Vierte Corona-Welle Regierung verlängert erleichterte Kurzarbeit-Regeln bis März

Dutzende Milliarden hat die Arbeitsagentur in der Coronakrise für Kurzarbeitergeld ausgegeben. Eigentlich sollte der erleichterte Bezug zum Jahresende auslaufen. Der Plan ist nun endgültig vom Tisch.
Arbeitsminister Heil: Perspektive in unsicheren Zeiten

Arbeitsminister Heil: Perspektive in unsicheren Zeiten

Foto: Frederic Kern / Future Image / IMAGO

Die jüngsten Corona-Einbrüche haben viele Unternehmen erst gerade so verkraftet, schon drohen vielen von ihnen erneut Schwierigkeiten: Um die wirtschaftlichen Folgen der Verwerfung in der Pandemie für Arbeitnehmerinnen und Arbeitnehmer abzufedern, hat Bundesarbeitsminister Hubertus Heil die gelockerten Kurzarbeitsregeln nun verlängert.

Die Lockerung der Regeln für Kurzarbeit wird nun für drei weitere Monate bis Ende März nächsten Jahres fortgeführt. Das Kabinett billigte eine entsprechende Verordnung des SPD-Politikers. Für Betriebe gelten damit weiterhin relativ niedrige Hürden für die Inanspruchnahme von Kurzarbeit.

Verschärfte Corona-Maßnahmen dürften Wirtschaft treffen

Die Unternehmen werden zudem finanziell entlastet, indem die Bundesagentur für Arbeit (BA) ihnen die Hälfte der Sozialbeiträge für Kurzarbeitende erstattet. Zuletzt waren Unternehmen die Sozialversicherungsbeiträge allerdings in voller Höhe erstattet worden.

»Damit geben wir in diesen wirtschaftlich unsicheren Zeiten klare Perspektiven und tragen dazu bei, dass der Arbeitsmarkt gut durch den Winter kommt«, sagte Heil. »Mir ist wichtig, dass wir den Beschäftigten und Unternehmen weiter zur Seite stehen.« In der Coronakrise seien mit Kurzarbeit millionenfach Arbeitsplätze gerettet und wichtige Fachkräfte gesichert worden.

Begründet wird die Verlängerung der Kurzarbeitsregeln mit dem starken Anstieg der Infektionszahlen. Es sei nicht auszuschließen, dass es durch verschärfte Maßnahmen zur Eindämmung der vierten Infektionswelle wieder zu deutlichen Auswirkungen etwa für den lokalen Einzelhandel, das Gastgewerbe und weitere Branchen im Dienstleistungsbereich komme, hieß es in dem Entwurf der Verordnung. Hinzu kommen anhaltende Probleme aufgrund der bisherigen Coronaeinbrüche: weniger Aufträge oder Probleme mit Logistik und Lieferketten.

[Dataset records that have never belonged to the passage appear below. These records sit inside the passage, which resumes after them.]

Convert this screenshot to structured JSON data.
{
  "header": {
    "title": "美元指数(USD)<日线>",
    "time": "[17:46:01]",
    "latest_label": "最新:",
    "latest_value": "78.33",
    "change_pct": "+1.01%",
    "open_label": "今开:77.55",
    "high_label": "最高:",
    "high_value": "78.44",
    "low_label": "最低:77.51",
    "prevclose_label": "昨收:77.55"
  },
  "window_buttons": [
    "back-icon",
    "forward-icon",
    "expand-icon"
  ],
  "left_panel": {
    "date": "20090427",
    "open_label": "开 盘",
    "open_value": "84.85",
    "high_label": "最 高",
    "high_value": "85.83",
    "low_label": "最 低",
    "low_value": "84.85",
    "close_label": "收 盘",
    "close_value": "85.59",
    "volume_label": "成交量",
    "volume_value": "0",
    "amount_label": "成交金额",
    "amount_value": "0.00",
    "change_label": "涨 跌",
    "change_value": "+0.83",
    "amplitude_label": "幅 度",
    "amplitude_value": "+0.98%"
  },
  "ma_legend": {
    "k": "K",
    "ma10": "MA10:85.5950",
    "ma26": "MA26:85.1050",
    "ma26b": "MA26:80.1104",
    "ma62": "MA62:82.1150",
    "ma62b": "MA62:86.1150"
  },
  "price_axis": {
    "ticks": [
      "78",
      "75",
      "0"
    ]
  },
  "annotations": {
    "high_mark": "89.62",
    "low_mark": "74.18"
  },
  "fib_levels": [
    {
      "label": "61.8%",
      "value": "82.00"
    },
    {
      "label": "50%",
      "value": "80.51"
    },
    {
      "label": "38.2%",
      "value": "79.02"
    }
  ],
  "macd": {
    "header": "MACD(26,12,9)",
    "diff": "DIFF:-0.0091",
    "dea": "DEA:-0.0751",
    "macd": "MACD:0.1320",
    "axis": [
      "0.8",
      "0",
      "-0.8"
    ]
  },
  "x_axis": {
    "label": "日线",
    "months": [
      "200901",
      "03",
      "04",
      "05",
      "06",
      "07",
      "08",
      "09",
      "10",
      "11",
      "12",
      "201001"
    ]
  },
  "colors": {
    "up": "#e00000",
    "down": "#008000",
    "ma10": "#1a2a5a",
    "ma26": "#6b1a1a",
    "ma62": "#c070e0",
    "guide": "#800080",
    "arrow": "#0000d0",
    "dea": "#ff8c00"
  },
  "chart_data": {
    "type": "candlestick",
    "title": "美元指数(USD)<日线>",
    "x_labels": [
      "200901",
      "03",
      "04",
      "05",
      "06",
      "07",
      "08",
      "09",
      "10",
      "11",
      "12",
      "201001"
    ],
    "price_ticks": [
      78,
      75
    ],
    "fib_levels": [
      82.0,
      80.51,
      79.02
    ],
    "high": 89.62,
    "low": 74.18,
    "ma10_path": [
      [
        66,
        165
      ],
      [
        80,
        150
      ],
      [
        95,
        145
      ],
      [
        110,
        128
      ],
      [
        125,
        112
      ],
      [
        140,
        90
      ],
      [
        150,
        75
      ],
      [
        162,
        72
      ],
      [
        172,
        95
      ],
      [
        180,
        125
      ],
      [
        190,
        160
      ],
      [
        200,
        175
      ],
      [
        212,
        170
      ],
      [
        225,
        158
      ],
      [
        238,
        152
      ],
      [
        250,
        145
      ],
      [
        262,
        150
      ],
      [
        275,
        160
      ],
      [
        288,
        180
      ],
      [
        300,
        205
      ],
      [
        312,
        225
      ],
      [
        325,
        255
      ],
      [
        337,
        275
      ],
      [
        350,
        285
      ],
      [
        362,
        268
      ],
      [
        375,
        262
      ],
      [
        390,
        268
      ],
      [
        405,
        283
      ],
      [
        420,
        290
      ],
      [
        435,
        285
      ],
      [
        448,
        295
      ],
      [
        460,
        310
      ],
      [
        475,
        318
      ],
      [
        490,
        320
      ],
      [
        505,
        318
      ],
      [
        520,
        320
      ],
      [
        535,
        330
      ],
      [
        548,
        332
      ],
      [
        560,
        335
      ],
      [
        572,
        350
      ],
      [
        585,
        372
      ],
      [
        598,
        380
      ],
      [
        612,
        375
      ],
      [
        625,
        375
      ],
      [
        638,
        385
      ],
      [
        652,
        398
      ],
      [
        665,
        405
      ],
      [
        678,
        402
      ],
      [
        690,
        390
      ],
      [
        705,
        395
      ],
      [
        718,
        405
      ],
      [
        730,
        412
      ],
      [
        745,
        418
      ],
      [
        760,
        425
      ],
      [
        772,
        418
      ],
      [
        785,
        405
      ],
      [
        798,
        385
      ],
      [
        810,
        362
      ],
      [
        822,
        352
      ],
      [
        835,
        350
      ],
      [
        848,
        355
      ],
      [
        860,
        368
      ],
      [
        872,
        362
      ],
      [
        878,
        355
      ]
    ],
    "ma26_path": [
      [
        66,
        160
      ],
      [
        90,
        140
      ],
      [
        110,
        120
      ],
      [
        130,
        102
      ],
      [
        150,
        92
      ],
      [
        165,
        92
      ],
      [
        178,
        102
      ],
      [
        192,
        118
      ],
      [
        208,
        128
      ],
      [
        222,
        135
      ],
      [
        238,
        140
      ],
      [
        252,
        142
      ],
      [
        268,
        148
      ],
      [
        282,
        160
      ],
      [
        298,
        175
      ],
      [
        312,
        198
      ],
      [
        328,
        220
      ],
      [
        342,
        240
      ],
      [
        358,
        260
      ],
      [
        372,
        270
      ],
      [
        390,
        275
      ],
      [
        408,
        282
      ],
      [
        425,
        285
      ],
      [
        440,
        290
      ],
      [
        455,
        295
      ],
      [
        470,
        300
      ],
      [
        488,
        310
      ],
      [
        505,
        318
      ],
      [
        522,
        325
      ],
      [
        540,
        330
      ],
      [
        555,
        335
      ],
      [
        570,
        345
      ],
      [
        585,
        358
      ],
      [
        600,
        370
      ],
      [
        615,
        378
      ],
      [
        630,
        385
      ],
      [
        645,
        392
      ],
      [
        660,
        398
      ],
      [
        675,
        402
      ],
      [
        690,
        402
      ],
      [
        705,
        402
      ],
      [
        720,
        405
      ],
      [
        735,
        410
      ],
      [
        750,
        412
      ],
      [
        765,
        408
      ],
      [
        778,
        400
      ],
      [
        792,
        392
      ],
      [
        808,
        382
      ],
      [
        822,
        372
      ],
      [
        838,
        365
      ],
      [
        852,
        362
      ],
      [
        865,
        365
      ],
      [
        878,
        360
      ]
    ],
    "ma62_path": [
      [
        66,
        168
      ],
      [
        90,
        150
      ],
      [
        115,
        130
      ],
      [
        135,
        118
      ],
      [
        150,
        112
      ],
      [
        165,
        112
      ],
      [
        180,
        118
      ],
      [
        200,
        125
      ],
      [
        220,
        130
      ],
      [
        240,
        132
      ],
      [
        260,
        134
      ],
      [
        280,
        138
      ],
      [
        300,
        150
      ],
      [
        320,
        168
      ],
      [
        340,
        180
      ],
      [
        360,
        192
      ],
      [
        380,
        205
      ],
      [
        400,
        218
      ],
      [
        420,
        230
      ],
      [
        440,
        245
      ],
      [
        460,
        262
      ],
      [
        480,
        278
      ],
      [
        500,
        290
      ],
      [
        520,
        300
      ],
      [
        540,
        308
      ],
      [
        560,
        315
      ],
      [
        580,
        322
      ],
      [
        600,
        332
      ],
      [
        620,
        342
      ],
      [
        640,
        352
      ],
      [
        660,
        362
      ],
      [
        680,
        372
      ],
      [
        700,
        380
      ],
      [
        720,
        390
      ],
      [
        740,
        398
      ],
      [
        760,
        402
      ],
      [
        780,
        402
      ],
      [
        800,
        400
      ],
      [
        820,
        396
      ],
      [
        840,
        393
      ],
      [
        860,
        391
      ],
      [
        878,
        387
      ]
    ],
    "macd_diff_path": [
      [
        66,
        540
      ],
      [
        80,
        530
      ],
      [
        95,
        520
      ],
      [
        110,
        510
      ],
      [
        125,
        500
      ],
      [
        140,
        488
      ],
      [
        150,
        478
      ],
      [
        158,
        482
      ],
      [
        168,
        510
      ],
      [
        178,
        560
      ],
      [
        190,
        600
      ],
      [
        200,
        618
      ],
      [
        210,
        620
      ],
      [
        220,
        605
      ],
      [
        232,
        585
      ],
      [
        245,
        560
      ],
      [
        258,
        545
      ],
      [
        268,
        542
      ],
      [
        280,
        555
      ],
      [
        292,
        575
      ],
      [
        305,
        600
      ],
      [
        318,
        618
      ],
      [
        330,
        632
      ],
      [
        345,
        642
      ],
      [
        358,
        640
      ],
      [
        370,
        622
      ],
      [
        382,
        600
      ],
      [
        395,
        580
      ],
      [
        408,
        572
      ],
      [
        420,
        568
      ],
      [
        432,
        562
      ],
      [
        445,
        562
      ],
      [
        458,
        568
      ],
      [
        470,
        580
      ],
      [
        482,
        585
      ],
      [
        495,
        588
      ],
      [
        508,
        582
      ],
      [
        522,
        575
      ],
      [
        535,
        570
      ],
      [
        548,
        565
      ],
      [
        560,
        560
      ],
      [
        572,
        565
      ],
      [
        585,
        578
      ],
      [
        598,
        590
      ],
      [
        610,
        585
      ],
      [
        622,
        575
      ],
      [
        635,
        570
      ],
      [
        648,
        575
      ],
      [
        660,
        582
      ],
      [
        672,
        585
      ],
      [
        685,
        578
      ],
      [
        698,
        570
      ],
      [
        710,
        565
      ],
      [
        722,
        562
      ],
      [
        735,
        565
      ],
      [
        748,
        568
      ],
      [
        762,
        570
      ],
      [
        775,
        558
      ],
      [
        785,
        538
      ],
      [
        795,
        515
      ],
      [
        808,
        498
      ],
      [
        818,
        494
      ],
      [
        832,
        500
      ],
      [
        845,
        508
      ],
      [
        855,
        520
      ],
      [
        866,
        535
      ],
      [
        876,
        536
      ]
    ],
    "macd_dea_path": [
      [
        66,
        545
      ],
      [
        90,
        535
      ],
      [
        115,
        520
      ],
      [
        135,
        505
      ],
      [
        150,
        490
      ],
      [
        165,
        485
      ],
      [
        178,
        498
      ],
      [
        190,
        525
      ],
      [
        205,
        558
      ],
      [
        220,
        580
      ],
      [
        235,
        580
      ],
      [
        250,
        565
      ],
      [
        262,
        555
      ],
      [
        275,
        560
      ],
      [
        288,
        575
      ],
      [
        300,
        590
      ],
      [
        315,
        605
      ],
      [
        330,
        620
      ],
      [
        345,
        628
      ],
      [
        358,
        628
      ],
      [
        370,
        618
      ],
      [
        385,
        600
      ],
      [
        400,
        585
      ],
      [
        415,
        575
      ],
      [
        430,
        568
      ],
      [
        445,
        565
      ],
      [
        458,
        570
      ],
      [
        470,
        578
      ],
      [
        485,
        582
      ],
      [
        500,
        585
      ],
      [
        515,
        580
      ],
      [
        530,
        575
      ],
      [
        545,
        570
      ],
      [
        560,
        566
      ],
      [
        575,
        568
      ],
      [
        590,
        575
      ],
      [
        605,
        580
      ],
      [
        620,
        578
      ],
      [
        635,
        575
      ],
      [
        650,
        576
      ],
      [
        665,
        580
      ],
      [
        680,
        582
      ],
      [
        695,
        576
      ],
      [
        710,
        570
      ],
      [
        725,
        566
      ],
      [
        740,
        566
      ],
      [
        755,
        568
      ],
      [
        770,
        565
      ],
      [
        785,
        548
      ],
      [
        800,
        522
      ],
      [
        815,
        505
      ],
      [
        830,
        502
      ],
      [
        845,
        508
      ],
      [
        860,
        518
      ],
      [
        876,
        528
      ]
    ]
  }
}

Wegen der Lockerungen reicht es für den Bezug von Kurzarbeitergeld aus, wenn mindestens zehn Prozent der Beschäftigten von Arbeitsausfall betroffen sind. Ohne erleichterten Zugang läge die Schwelle bei einem Drittel. Auch der Zugang von Leiharbeitnehmern zur Kurzarbeit wird bis Ende März 2022 verlängert. Bis dahin gilt nun auch die auf 24 Monate erweiterte Bezugsdauer von Kurzarbeitergeld.

Hunderte Millionen Euro Mehrausgaben

Ohne Verlängerung wären die pandemiebedingten Sonderregelungen zum Jahresende ausgelaufen. Die nun geplante Verlängerung dürfte insbesondere die Bundesagentur nach Berechnungen der Regierung im Jahr 2022 teuer zu stehen kommen. Demnach drohen Mehrausgaben von etwa 400 Millionen Euro.

Das für 2022 erwartete BA-Defizit steigt damit nach derzeitigen Berechnungen auf knapp 1,3 Milliarden Euro. Die BA hat 2020 und 2021 bereits etwa 24 Milliarden Euro Kurzarbeitergeld ausgezahlt. Die Rücklagen der BA wurden nahezu aufgebraucht, der Bund musste bereits einige Milliarden zuschießen.

Durch die Ausweitung der Kurzarbeit konnte jedoch ein noch stärkerer Anstieg der Arbeitslosigkeit in der Coronapandemie vermieden werden. Für 2022 rechnet die BA noch mit 260.000 Kurzarbeitenden im Jahresdurchschnitt nach rund 1,7 Millionen für 2021.